Characterizing the three‐dimensional distribution of schooling reef fish with a portable multibeam echosounder

Abstract

AbstractMultispecies schools of small planktivorous fishes are important constituents of reefs and coastal infrastructure; however, determining the extent and distribution of these schools is challenging. Here, we describe a novel use of a low‐cost portable multibeam echosounder from a small vessel, which can concurrently measure detailed bathymetry and the distribution of mid‐water targets with high spatial accuracy, regardless of light availability or water clarity. Fish abundance and biomass are not easily quantified by multibeam echosounders, so we developed a new metric for delineating the gridded horizontal distribution of school thickness, and assessed the metric's efficacy by examining its correlation with mean volume backscattering strength derived from a calibrated 38 kHz split‐beam echosounder (R = 0.67).
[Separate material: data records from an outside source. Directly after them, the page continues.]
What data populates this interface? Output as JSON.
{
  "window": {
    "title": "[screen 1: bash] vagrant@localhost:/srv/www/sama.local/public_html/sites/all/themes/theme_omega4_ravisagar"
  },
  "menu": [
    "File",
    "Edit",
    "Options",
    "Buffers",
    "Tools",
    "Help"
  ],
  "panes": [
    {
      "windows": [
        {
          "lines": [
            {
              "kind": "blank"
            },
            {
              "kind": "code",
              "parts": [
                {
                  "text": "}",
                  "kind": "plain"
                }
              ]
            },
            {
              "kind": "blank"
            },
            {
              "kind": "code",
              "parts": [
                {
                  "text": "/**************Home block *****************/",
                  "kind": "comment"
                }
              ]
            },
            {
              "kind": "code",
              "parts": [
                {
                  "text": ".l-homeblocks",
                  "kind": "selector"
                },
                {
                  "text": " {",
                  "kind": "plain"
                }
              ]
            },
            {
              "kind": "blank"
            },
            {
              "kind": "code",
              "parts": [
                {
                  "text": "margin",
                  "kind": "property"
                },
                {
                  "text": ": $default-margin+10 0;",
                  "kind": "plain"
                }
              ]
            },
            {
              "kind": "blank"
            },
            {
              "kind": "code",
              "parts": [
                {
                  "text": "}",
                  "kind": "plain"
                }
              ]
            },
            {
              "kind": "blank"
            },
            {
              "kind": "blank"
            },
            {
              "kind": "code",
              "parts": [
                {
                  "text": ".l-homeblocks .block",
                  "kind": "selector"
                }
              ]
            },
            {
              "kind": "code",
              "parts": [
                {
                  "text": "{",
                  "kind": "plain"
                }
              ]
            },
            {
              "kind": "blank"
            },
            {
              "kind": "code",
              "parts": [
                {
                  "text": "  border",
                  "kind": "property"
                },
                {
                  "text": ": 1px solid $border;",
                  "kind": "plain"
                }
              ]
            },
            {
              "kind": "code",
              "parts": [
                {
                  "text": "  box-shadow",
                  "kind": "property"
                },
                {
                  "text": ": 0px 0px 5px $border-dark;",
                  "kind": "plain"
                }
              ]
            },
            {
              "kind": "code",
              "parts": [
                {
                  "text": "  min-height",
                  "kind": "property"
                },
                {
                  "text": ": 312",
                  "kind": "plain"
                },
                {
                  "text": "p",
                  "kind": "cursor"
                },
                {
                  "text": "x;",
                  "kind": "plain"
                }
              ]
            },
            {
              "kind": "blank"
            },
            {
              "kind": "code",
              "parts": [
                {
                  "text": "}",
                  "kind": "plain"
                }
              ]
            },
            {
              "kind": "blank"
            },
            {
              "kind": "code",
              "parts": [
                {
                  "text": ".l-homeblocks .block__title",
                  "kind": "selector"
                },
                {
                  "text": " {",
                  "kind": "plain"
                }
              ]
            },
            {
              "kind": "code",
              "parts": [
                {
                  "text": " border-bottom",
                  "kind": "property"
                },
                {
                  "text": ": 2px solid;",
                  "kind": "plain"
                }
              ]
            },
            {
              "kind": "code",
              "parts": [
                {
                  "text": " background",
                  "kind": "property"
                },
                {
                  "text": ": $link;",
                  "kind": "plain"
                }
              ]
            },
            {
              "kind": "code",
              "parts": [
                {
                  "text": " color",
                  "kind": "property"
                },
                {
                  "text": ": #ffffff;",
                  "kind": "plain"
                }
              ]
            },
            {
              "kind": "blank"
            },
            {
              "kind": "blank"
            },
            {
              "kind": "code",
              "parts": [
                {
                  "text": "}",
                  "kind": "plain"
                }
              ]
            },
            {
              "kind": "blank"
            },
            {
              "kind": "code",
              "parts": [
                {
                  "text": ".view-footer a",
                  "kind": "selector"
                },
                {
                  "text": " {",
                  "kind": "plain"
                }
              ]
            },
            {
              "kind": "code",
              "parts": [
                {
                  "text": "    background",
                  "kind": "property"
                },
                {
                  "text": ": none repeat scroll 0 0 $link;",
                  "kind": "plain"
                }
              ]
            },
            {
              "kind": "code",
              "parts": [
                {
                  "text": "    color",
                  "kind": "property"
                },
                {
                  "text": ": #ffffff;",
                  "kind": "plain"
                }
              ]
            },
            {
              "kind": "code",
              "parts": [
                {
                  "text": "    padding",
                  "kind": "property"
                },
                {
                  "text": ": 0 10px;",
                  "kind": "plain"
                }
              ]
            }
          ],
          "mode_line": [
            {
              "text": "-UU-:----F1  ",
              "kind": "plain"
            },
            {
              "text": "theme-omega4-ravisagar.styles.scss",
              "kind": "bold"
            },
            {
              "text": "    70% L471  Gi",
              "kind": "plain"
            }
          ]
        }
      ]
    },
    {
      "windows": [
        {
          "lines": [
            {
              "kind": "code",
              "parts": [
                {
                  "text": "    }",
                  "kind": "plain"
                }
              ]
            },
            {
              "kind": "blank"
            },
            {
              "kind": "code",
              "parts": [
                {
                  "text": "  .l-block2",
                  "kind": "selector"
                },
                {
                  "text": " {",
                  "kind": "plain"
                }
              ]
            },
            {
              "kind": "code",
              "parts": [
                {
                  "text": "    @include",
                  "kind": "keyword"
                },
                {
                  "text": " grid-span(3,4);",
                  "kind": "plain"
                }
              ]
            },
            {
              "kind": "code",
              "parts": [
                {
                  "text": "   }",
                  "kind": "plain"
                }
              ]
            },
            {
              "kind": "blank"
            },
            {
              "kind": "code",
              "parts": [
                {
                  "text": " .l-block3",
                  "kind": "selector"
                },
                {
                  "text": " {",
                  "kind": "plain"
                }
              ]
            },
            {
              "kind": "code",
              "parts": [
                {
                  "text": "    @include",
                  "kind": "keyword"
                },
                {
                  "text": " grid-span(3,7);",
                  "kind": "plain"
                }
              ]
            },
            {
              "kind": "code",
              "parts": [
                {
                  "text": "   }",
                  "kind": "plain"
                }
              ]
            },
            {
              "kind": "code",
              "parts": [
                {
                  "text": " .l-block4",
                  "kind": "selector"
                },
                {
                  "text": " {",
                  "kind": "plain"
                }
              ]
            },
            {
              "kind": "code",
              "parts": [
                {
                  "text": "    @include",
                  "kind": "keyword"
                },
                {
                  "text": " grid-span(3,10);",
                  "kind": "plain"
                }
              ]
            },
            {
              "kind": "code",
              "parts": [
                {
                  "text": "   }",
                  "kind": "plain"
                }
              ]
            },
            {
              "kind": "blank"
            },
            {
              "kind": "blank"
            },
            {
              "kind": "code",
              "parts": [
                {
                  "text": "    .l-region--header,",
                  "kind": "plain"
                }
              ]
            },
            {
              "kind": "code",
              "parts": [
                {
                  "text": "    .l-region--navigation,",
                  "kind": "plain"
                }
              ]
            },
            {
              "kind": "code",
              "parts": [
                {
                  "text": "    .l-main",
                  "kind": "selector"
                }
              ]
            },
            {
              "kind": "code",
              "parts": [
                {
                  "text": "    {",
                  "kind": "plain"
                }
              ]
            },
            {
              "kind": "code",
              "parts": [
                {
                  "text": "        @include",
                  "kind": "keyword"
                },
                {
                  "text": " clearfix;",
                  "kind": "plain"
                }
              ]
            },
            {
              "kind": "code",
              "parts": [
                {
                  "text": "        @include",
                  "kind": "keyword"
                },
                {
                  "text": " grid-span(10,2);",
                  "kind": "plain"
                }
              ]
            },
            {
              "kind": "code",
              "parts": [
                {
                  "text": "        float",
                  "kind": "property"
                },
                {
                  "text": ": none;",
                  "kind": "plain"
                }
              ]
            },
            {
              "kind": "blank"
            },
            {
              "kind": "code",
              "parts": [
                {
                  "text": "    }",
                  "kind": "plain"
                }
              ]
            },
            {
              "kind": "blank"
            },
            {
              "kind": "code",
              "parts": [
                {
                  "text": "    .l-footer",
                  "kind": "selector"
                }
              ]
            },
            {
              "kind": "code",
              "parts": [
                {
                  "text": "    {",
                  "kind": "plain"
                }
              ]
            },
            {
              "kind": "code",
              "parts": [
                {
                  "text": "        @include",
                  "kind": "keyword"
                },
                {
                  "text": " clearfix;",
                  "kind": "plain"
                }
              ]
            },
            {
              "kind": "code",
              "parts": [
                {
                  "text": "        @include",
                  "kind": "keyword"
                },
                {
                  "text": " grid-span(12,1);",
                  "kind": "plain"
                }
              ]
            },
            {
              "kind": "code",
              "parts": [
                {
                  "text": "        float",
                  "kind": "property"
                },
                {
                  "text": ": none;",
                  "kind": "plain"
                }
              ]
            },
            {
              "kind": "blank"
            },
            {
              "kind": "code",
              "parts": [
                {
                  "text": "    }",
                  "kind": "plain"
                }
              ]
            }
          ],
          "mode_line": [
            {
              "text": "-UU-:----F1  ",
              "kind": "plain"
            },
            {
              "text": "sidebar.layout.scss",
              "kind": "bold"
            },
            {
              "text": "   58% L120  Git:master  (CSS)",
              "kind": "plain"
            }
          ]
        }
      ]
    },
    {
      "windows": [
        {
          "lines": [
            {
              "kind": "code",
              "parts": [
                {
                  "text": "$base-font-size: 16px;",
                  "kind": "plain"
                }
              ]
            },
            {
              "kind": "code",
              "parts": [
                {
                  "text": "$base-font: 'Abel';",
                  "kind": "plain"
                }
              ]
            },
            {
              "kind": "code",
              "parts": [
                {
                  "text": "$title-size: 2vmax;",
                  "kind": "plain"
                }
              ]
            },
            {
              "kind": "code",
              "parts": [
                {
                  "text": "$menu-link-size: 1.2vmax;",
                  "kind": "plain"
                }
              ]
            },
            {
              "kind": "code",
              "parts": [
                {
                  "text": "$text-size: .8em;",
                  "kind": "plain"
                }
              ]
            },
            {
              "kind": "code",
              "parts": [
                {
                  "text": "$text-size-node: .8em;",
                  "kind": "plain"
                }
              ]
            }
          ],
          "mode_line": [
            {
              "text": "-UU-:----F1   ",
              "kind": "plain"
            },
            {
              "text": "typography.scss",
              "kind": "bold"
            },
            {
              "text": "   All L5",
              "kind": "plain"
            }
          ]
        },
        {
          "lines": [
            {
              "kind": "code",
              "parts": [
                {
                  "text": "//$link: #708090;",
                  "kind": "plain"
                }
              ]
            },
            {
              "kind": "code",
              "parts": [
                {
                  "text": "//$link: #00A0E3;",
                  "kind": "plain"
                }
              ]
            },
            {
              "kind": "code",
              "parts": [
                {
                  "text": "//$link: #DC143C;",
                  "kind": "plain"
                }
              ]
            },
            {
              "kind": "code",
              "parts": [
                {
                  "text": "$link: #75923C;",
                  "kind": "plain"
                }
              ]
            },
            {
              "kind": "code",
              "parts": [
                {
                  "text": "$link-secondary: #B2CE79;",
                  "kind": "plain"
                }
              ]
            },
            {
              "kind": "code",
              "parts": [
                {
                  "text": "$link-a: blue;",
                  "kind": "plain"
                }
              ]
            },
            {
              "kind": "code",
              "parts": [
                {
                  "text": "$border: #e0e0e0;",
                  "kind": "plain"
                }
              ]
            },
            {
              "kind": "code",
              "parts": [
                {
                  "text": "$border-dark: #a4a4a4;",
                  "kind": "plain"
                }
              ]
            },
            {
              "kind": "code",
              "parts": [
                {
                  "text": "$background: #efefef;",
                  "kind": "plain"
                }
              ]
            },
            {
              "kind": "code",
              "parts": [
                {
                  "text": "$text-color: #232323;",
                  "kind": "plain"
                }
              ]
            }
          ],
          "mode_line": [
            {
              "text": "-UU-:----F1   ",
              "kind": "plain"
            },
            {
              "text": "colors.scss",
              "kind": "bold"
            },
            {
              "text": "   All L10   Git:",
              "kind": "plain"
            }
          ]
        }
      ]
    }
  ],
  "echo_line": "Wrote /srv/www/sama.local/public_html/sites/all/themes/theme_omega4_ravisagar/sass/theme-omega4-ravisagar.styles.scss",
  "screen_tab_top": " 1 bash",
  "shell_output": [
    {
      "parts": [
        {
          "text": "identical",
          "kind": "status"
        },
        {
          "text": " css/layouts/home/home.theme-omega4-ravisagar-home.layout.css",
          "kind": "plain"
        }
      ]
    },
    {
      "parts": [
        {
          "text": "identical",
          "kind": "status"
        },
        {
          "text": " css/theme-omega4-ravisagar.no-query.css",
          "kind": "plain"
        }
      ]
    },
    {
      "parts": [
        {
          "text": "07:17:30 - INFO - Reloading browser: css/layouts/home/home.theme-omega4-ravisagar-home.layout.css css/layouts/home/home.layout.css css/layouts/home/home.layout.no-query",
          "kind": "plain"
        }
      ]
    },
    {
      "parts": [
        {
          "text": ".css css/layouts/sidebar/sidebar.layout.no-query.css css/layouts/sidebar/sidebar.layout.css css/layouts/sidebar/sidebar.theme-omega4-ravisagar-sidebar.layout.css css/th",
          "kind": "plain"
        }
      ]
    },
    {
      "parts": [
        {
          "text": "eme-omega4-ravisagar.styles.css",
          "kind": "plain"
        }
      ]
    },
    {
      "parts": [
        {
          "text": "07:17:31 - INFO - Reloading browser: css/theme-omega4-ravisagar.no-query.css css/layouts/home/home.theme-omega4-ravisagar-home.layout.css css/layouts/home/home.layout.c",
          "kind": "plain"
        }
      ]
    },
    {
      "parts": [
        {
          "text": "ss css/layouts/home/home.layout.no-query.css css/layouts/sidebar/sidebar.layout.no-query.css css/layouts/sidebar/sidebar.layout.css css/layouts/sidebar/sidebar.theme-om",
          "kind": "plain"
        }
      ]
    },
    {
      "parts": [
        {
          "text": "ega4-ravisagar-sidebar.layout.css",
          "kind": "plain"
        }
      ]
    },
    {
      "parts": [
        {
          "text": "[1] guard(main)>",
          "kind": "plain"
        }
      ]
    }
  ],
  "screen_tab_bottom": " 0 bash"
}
We measured the distribution of fish school thickness around clusters of large concrete modules of an artificial reef using a multibeam echosounder, complemented with underwater video to aid species identification. The mean distribution of school thickness was mapped around the reef field with generalized additive mixed models. Model spatial predictions indicated schools aggregated around module clusters, rather than individual modules. Dynamic schools of fish in relatively shallow coastal waters (~ 30 m) can be surveyed over 400,000 m2 at 3 m s−1 in just 60 min. Portable multibeam echosounders are an accessible and valuable addition to quantifying the dynamic distributions of coastal fishes around features with high vertical relief.